La gestion stratégique de l’information est donc le fil conducteur de l’intelligence économique et stratégique, fil conducteur qui mène entreprises et territoires de l’élaboration continue des connaissances stratégiques à l’action (décision) et, autant que possible, à l’anticipation. Pourtant, l’intelligence économique reste mal connue, insuffisamment diffusée et parfois caricaturée.

L’un des problèmes cruciaux qui se pose désormais à l’intelligence économique, tant en termes de diffusion que de renouvellement, est donc celui de la formation : une formation professionnelle de qualité et évolutive, pour suivre les mutations émergentes et le renouvellement des idées.

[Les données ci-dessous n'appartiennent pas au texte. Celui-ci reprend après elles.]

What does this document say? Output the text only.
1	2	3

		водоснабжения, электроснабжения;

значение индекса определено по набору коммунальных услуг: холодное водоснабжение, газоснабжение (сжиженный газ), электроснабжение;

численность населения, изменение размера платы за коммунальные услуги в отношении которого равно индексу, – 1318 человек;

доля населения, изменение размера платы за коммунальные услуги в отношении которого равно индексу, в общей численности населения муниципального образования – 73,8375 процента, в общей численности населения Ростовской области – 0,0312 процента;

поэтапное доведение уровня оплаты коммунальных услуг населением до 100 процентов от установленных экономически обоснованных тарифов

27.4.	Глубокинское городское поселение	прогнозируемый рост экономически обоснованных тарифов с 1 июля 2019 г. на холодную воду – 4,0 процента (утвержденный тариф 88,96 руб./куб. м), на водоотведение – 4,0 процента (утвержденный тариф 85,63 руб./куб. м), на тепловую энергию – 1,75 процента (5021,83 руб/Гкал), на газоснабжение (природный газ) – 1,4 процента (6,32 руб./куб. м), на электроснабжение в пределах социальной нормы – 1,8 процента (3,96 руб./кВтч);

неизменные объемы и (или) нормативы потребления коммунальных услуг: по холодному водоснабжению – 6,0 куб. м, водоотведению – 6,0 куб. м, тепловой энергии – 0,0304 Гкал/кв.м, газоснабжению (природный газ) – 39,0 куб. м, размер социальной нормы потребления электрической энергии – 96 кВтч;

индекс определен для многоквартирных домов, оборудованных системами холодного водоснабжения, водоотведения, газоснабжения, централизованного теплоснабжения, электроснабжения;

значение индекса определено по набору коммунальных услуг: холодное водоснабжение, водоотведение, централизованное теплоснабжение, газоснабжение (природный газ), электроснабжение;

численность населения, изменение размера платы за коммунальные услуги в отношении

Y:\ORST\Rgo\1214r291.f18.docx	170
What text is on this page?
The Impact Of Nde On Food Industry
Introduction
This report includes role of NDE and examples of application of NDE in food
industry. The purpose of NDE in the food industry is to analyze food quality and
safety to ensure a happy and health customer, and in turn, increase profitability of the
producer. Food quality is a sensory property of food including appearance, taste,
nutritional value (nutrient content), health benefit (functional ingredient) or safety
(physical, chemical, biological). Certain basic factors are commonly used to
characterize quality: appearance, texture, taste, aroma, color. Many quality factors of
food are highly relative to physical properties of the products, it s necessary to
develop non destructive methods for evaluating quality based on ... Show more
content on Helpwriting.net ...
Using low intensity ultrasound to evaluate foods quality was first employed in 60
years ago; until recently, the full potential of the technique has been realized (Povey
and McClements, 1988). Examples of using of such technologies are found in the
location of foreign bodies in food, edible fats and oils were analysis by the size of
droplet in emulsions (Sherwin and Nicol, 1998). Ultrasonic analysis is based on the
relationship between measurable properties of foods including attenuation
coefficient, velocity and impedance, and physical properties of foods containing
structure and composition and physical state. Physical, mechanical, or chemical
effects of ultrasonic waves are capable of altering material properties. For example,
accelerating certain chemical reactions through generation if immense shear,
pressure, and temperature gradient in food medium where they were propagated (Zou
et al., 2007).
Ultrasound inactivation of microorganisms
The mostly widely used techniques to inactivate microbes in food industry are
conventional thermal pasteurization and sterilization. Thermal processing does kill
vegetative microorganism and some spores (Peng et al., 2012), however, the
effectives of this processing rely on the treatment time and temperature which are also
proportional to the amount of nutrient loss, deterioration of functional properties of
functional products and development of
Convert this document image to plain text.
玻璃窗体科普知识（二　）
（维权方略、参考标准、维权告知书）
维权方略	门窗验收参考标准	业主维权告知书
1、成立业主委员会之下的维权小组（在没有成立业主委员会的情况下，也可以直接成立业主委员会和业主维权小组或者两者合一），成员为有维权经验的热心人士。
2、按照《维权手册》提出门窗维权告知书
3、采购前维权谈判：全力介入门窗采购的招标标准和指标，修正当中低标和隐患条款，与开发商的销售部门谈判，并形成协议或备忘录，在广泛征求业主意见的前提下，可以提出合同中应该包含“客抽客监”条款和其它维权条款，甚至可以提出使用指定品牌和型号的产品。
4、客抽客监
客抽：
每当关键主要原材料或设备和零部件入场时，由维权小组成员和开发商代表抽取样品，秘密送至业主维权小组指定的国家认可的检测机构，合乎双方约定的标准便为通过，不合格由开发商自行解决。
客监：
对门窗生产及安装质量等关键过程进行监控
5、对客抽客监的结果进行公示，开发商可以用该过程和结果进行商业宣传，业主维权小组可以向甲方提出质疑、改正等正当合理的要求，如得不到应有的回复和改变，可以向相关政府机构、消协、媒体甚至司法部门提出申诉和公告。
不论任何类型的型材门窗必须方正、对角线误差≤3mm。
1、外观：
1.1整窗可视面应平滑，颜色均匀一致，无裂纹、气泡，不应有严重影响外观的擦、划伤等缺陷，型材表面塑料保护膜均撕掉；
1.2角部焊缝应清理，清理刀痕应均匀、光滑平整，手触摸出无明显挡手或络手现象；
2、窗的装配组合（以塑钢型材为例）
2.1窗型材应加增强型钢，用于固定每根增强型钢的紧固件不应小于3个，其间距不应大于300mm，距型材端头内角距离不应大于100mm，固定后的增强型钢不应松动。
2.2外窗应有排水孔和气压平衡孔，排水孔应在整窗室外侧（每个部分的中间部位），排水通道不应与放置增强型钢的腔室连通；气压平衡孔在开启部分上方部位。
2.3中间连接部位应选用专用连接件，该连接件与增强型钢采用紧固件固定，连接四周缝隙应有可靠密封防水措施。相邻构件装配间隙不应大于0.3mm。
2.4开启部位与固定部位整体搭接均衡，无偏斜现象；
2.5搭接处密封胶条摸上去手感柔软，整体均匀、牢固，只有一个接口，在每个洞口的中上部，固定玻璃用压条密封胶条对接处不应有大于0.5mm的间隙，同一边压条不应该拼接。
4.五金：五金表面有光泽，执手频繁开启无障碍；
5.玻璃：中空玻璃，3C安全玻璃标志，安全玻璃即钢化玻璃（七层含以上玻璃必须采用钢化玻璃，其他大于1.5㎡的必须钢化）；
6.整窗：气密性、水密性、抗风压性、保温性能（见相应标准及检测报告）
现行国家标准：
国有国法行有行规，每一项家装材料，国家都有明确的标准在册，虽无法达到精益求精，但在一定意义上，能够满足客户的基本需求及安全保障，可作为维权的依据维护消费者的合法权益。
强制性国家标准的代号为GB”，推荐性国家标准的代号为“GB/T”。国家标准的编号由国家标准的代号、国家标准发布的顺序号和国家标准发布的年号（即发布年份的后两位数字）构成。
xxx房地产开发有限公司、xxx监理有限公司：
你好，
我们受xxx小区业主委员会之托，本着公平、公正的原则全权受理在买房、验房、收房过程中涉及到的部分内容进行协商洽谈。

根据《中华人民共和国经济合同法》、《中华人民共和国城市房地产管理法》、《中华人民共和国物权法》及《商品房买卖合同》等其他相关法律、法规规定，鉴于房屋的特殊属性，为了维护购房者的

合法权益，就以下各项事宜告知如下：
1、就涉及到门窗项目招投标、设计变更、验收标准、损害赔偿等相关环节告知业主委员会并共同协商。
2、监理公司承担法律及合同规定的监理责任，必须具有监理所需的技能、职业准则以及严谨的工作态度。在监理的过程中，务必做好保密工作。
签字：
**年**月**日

Pourquoi se former à l’intelligence économique et stratégique?
La globalisation génère toujours plus de compétition et de pratiques agressives, de risques et d’incertitudes de tous ordres (économique, financier, politique, commercial, écologique, social, culturel, etc.). Cette conflictualité, latente ou manifeste, est le fait d’entreprises mais aussi de certains États et de multiples autres organisations, y compris criminelles. Face à ces évolutions du contexte des affaires et du développement économique, l’intelligence économique et stratégique représente une solution de protection et d’anticipation ainsi que l’opportunité de ne plus subir les changements et les crises mais d’y faire face avec intelligence, sinon d’en tirer parti. Ses modes d’analyse de l’environnement et ses manières d’élaborer les décisions puis de les mettre en œuvre offrent aux entreprises comme aux territoires les moyens de sécuriser leur développement, leurs projets et leurs stratégies. Ils permettent aussi de détecter ou de favoriser les opportunités servant leurs objectifs.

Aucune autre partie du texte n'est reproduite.